Beijing’s interference doesn’t stop at land and water. Its recent warnings against Indian leaders commenting on the Dalai Lama’s succession are telling. When Kiren Rijiju affirmed that the choice of the next Dalai Lama rests with Tibetan tradition and His Holiness alone — not with the Chinese Communist Party — Beijing reacted with fury. An atheist state that destroyed monasteries now wants to appoint reincarnations. This is not respect for religion; it is control by coercion. India, home to the Dalai Lama for 65 years, will not be told what to say about a faith and a people we have sheltered.
Trade cannot mask this reality. Dumping, market denial, and opaque projects continue. Cooperation is demanded; reciprocity is denied.
India does not seek conflict. Our ethos is Vasudhaiva Kutumbakam. But goodwill is not weakness. Strategic patience is not endless patience.
China must choose.
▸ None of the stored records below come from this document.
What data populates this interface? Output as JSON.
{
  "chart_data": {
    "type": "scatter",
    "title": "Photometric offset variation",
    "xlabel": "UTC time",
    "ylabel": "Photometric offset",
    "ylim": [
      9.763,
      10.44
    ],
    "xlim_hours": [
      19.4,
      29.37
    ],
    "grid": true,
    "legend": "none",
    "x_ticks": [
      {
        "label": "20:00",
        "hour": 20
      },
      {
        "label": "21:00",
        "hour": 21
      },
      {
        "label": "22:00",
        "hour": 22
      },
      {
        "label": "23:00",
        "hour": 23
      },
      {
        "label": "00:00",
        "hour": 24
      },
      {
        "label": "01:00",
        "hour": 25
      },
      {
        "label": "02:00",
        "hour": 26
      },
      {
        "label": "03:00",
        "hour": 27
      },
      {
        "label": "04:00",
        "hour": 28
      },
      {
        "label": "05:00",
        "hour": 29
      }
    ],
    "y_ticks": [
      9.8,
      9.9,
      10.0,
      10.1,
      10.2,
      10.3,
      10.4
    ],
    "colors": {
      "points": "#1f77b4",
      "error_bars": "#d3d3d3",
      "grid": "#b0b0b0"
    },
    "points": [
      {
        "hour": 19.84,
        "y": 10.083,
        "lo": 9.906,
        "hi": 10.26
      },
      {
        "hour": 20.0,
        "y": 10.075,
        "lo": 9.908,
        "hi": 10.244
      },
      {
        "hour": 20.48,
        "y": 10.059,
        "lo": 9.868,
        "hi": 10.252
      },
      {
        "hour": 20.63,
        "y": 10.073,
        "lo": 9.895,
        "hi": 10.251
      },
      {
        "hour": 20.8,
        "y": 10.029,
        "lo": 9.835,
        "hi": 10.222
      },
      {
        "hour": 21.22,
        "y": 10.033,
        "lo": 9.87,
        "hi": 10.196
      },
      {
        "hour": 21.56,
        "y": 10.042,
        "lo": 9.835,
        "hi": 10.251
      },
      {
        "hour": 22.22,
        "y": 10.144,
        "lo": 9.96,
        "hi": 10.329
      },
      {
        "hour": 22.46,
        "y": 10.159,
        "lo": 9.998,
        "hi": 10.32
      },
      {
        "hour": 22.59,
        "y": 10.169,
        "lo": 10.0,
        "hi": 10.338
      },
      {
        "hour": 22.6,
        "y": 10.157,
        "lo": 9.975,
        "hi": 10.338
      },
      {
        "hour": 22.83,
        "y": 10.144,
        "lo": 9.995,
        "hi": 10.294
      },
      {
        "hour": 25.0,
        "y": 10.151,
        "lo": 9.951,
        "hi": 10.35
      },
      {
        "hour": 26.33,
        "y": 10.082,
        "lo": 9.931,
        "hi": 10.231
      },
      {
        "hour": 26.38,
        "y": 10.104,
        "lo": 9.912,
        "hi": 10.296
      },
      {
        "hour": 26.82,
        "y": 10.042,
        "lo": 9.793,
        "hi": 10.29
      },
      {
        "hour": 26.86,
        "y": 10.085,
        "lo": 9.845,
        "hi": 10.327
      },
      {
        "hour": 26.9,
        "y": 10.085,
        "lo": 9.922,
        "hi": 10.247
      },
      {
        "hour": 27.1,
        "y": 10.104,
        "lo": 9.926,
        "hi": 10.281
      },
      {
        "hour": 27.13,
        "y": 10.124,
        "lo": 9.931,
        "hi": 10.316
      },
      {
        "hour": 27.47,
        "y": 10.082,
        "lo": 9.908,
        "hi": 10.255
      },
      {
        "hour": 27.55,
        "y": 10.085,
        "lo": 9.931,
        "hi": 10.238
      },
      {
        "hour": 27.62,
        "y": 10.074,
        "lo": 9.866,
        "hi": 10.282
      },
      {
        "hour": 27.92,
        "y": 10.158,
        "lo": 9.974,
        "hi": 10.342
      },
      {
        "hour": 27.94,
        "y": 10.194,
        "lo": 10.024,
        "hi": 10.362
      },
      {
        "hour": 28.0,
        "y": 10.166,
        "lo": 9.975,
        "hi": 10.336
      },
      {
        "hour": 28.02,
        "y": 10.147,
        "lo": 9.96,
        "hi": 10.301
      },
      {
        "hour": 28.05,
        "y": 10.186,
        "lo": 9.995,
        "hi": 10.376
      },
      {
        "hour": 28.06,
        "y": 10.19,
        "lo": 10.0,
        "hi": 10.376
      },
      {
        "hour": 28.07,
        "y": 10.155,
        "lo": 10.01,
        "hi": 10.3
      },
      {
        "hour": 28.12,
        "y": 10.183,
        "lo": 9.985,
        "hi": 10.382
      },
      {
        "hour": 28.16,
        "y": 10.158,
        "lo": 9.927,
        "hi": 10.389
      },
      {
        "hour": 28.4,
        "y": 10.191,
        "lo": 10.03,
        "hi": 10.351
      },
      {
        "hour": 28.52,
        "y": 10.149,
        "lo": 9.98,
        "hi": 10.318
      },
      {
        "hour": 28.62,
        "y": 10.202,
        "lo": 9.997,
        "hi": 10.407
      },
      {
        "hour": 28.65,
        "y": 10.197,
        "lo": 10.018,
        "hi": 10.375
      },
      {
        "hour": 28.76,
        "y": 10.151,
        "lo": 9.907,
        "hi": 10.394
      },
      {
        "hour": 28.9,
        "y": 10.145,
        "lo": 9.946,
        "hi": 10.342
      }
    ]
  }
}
A 21st century of Asian solidarity, or a hegemony that breeds resistance? India will not be lectured on sovereignty by an occupier. We will not take environmental sermons from the world’s largest dredger of reefs. And we will not outsource our conscience on Tibet to a Party that fears monks more than missiles.
Restraint must now be matched with resolve. Peace demands truth. And the truth is: from Aksai Chin to water bombs, from veto misuse to reincarnation vetoes, from Aksai Chin to the China-PoK Economic Corridor, China’s India policy has been one of hostility behind the mask of harmony. It is time we called it out — firmly, factually, and without fear.